Wie viel Strauß also steckt in Söders Plänen? Vielleicht eine Frage für Ulrich Walter. Er war vor 25 Jahren Astronaut bei der D2-Mission, heute leitet der 64-Jährige den bereits bestehenden Lehrstuhl für Raumfahrttechnik an der TU München. Ende Februar trafen sich beide Männer zum Gespräch. Söder wollte wissen, was er für die Raumfahrt in Bayern tun könne, erzählt Walter. „Er hat meine Vorschläge eins zu eins umgesetzt.“ Man hört dem Wissenschaftler an, wie froh er über Söders Faible für die Raumfahrt ist. „Er hat Visionen, er hat Überzeugungen.“ Für Walter ist das wohltuend – schon, weil die Innovationen heute aus dem USA kommen.

Dort geben Visionäre wie Tesla-Chef Elon Musk oder Amazon-Gründer Jeff Bezos zig Millionen aus, um mit neuartigen Raketen das Weltall zu erobern. Warum werden Söders „Bavaria One“-Pläne im Freistaat dann von vielen Seiten als Geldverschwendung und Größenwahn abgetan? „Ich glaube, dass Raumfahrttechnik in der deutschen Gesellschaft als überflüssig angesehen wird, als etwas, was man nicht braucht“, sagt Walter. Dabei vergessen viele, dass etwa ohne Satelliten nichts geht – kein Satellitenfernsehen, keine Navigation.

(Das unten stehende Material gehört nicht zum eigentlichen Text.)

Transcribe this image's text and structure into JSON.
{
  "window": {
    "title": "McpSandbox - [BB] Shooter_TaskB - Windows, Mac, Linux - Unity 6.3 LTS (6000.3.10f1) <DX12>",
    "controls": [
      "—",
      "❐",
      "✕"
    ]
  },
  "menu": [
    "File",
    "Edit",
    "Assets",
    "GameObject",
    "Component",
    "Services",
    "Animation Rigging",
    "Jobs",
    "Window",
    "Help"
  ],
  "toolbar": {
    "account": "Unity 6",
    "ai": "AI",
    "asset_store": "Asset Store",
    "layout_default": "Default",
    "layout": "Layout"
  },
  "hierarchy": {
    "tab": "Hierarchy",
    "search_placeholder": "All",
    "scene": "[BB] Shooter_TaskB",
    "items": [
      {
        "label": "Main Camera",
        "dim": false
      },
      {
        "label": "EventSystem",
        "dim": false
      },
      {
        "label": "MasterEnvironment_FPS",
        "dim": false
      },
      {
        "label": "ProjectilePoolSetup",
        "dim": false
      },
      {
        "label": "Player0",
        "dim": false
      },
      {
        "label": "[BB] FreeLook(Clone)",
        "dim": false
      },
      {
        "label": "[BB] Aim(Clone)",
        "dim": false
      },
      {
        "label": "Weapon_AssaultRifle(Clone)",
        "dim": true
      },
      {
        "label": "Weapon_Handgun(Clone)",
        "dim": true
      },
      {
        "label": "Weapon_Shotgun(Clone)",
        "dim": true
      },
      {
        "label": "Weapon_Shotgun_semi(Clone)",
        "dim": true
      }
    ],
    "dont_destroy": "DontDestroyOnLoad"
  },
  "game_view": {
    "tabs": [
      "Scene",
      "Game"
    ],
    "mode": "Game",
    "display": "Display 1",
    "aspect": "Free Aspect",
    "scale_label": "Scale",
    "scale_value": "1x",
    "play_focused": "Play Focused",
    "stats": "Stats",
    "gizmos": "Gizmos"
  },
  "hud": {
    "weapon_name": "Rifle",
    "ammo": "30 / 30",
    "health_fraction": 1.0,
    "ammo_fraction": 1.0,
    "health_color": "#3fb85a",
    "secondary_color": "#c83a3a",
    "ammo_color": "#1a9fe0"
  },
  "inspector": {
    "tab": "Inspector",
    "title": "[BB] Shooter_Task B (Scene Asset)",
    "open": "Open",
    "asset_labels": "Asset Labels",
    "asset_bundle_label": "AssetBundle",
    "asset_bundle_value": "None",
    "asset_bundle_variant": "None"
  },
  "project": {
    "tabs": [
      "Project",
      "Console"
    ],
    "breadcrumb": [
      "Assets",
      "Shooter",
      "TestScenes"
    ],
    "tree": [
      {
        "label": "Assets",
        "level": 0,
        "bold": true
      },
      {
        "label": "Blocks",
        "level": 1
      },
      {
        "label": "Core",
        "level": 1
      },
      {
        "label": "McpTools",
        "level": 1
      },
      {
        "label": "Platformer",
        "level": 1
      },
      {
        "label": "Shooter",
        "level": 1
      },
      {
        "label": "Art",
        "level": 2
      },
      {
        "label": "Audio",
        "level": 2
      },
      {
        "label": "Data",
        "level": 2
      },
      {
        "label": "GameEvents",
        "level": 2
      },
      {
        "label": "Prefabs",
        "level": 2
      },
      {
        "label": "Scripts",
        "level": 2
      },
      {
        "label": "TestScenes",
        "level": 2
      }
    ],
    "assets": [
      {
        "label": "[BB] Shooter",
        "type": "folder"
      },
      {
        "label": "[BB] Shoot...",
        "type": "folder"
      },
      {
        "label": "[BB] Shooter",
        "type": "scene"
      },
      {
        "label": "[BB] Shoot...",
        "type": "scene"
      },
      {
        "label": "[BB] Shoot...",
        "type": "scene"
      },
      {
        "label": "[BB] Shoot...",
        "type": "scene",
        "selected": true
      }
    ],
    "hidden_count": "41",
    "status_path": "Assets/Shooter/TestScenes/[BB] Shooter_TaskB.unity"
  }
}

Aber diese eine Frage, sagt Walter, die hat auch ihn umgetrieben. Die, wie viel Söders Pläne mit Strauß und den 60er Jahren zu tun haben. „Söder hat nur geschmunzelt und kein Wort gesagt“, erzählt er.

In der Franz-Josef-Straße 5 in Augsburg sitzt MT Aerospace. Das Unternehmen ist so etwas wie Bayerns Tor zum Weltall. 550 Mitarbeiter stellen hier Feststofftanks für die Ariane-Raketen her. Teile, ohne die keine Ariane samt Satellitenfracht ins All starten kann. Was Söders Raumfahrt-Projekt den Augsburgern bringt? Durch die künftige Luft- und Raumfahrtfakultät werde es mehr gut ausgebildete Ingenieure geben, sagt Firmenchef Hans J. Steiniger. Mitarbeiter, die auch andere Unternehmen in der Region dringend brauchen. Und MT Aerospace wird noch mehr Kooperationen eingehen können. So hat das Unternehmen etwa das Material für die neuen Ariane 6-Tanks mit Unterstützung des DLR entwickelt. Raumfahrt ist ein politisches Geschäft. Die Initiative des Ministerpräsidenten könnte helfen, „entsprechende Raumfahrt-Budgets in Berlin zu generieren“, erklärt Steininger. „Wir profitieren nach wie vor von Strauß’ Interesse an der Raumfahrt.“

Söder hatte ein Strauß-Poster über seinem Bett

FJS vermengte Politik und Wirtschaft in so inniger Weise, wie sie heute nicht mehr akzeptiert würde. Sogar von Schmiergeldern war immer wieder die Rede. Der älteste Strauß-Sohn Max musste sich sogar lange nach dem Tod des Vaters in Augsburg vor Gericht verantworten, weil ihm die Staatsanwaltschaft vorwarf, als Lobbyist unter anderem für Airbus gearbeitet, seine Einnahmen aber nicht versteuert zu haben. Strauß wurde freigesprochen.

Und was viele nicht wissen: Strauß-Tochter Monika Hohlmeier führt in gewissem Sinne bis heute die Interessen ihres Vaters fort. Sie ist Vorsitzende der „Intergroup Sky and Space“ – einer Organisation, die EU-Abgeordnete mit Lobbyisten der Luft-, Raumfahrt- und Rüstungsindustrie zusammenbringt.

Franz Josef Strauß widmete sogar einen seiner letzten Auftritte seiner, man kann sagen, Lieblingsthematik. Am 30. September 1988 wurde bei MAN Technologie in Augsburg, heute MT Aerospace, eine Produktionsstätte für Motoren-Stahlgehäuse der Ariane 5 eröffnet. 135 Millionen Mark hatte die Firma investiert. Strauß war selbstverständlich dabei und hielt eine programmatische Rede zur Zukunft der europäischen Weltraumpolitik. „Ganz besonders stolz bin ich darauf, dass das einst rückständige Agrarland Bayern zum Zentrum der deutschen Luft- und Raumfahrtindustrie geworden ist“, sagte er. Einen Tag später brach er bei einem Jagdausflug nahe Regensburg zusammen. Drei Tage später war er tot.

Markus Söder hatte ein Strauß-Poster über seinem Bett. Es ist also davon auszugehen, dass seine Raumfahrt-Ideen nicht dem Raumschiff Enterprise entsprungen sind, sondern dass er vielmehr seinem großen Politik-Idol nacheifern will. Nicht umsonst hat Söder in seiner Regierungserklärung gesagt: „Wir machen die Raumfahrt wieder zu einer bayerischen Schlüsseltechnologie.“ Keine Science Fiction, sondern reale Forschungs- und Wirtschaftspolitik steckt dahinter. Und der Wunsch, möglichst allen alles zu versprechen. Für die absolute Mehrheit. In Bayern. Nicht im Weltall.